California-based Orange County Transportation Authority (OCTA) brings to a close the Measure M program this week. During the past two decades, the program has paved the way for more than $4 billion in transportation improvements.
Collection of the half-cent sales tax officially stops on March 31, ending a program approved by voters in 1990.
“Measure M has transformed the way in which our residents and visitors travel throughout this county,” said OCTA Chair Patricia Bates. “The program has improved each one of our freeways, hundreds of miles of city streets and our transit system and, more importantly, it has significantly benefitted our quality of life.”
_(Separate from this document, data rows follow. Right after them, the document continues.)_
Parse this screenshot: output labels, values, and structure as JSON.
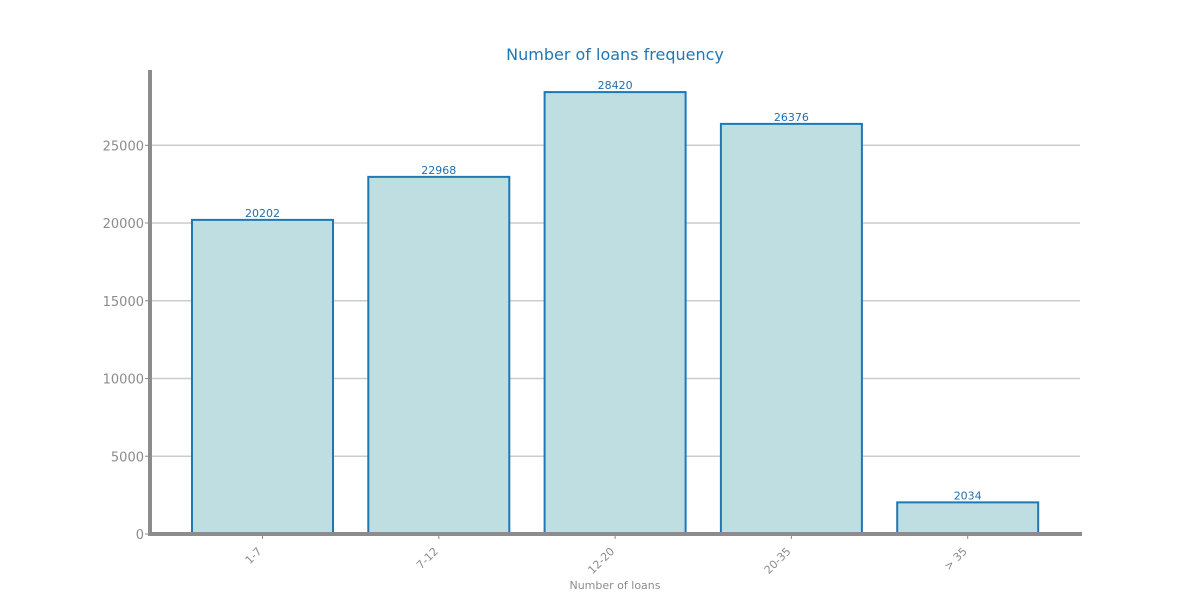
{
  "chart_data": {
    "type": "bar",
    "title": "Number of loans frequency",
    "xlabel": "Number of loans",
    "ylabel": "",
    "categories": [
      "1-7",
      "7-12",
      "12-20",
      "20-35",
      "> 35"
    ],
    "values": [
      20202,
      22968,
      28420,
      26376,
      2034
    ],
    "data_labels": [
      "20202",
      "22968",
      "28420",
      "26376",
      "2034"
    ],
    "yticks": [
      0,
      5000,
      10000,
      15000,
      20000,
      25000
    ],
    "ylim": [
      0,
      29841
    ],
    "grid": true,
    "legend": "none",
    "colors": {
      "bar_fill": "#bfdee2",
      "bar_edge": "#1f77b4",
      "axis": "#8c8c8c",
      "grid": "#cccccc",
      "title": "#1f77b4",
      "data_label": "#1f6fb0",
      "tick_text": "#8c8c8c"
    }
  }
}
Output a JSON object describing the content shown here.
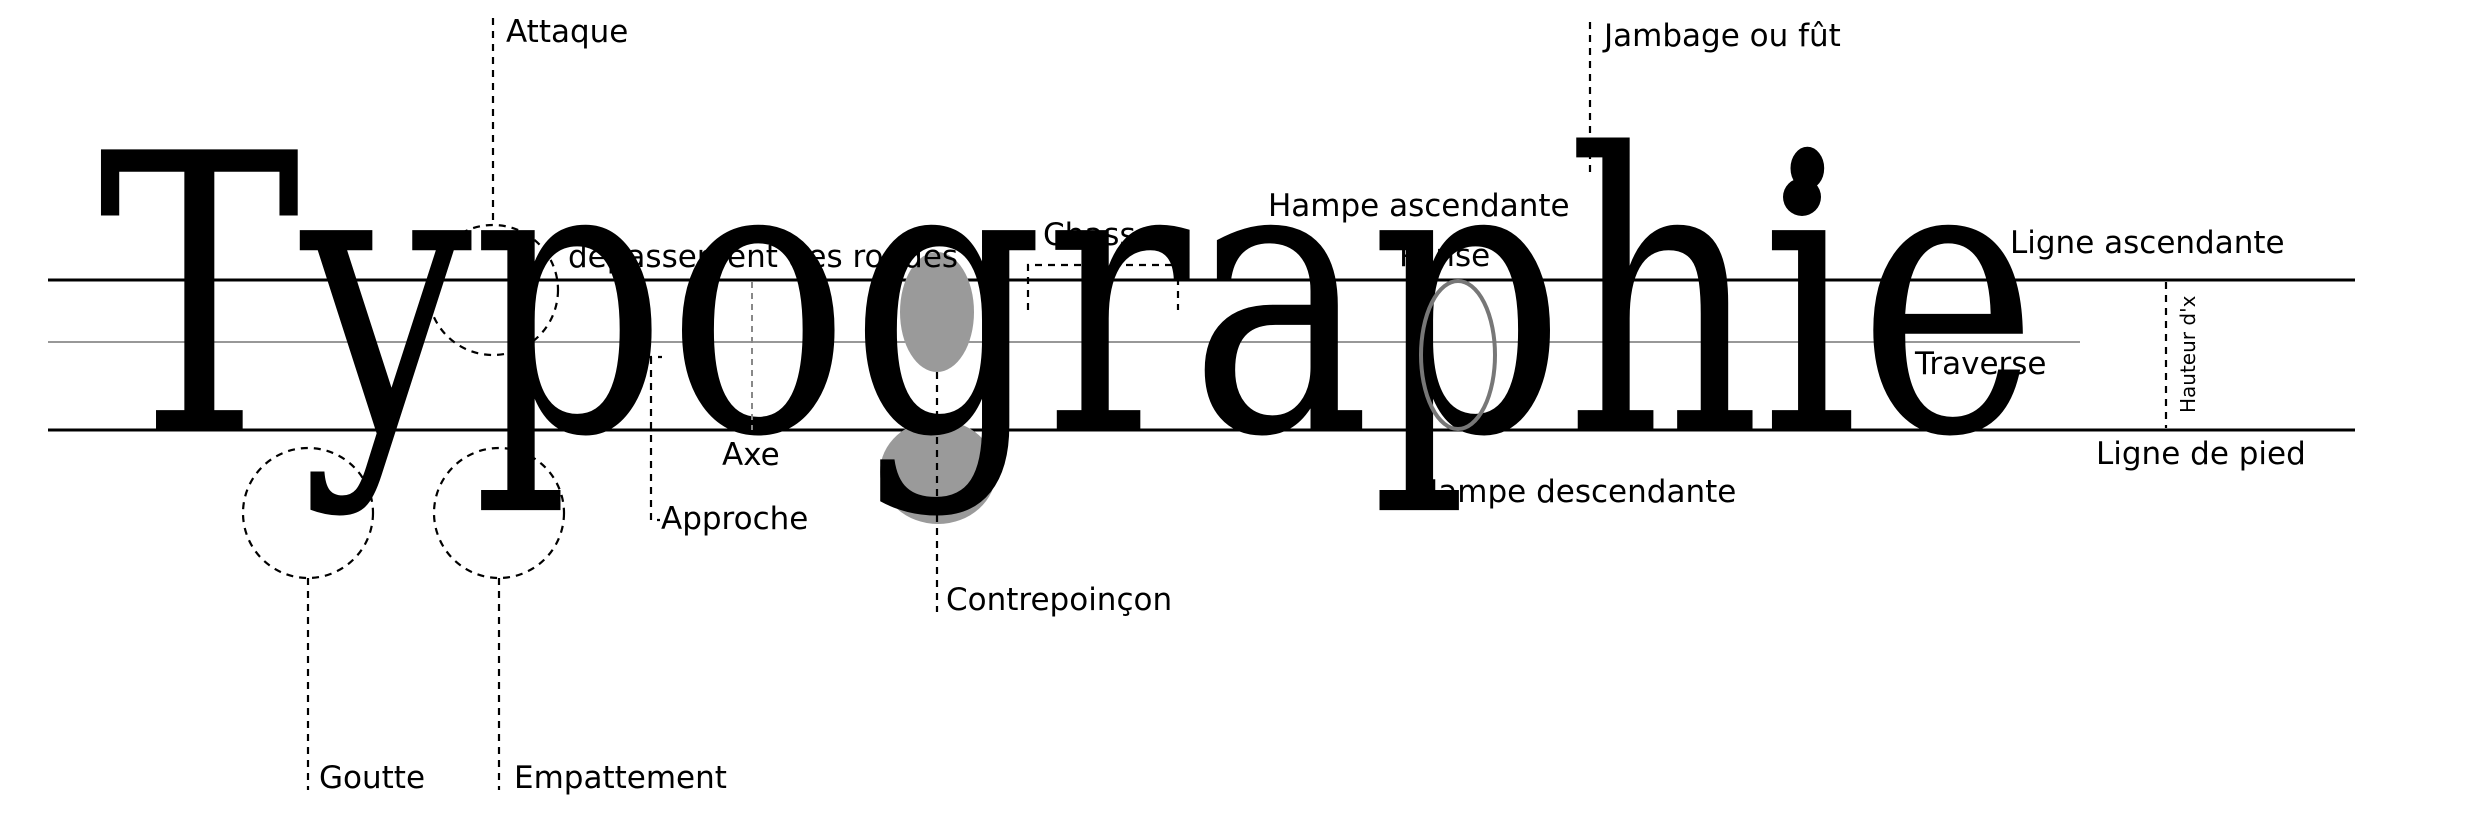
{
  "word": "Typographie",
  "labels": {
    "attaque": "Attaque",
    "jambage": "Jambage ou fût",
    "hampe_ascendante": "Hampe ascendante",
    "depassement": "dépassement des rondes",
    "chasse": "Chasse",
    "panse": "Panse",
    "ligne_ascendante": "Ligne ascendante",
    "traverse": "Traverse",
    "hauteur_x": "Hauteur d'x",
    "axe": "Axe",
    "ligne_de_pied": "Ligne de pied",
    "hampe_descendante": "Hampe descendante",
    "approche": "Approche",
    "contrepoincon": "Contrepoinçon",
    "goutte": "Goutte",
    "empattement": "Empattement"
  },
  "colors": {
    "ink": "#000000",
    "counter_fill": "#9a9a9a",
    "guide_grey": "#777777"
  }
}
Measure M improvements have been split into three general categories, with 43 percent funding freeway projects, 32 percent funding streets and roads projects, and 25 percent funding transit improvements:
• $1.75 billion to upgrade to every Orange County freeway
• $1.3 billion for city street and road projects
• $1 billion for Metrolink service and senior and disabled bus fare stabilization
The accomplishments of Measure M include:
• Adding 192 freeway lane miles
• Improving 170 intersection and 38 freeway interchanges
• Providing $600 million to local agencies for improvements
• Implementing Metrolink service in Orange County
The voters of Orange County again decided to entrust OCTA with their tax dollars by renewing Measure M in 2006. On April 1, the first half-cent of what is estimated to be $15 billion over the next 30 years will be collected for Measure M2.
“The success of Measure M is a shining example of what can be accomplished when government agencies, residents and the business community work together to achieve a common goal,” said OCTA CEO Will Kempton. “We look forward to once again delivering on our promises to voters through Measure M2.”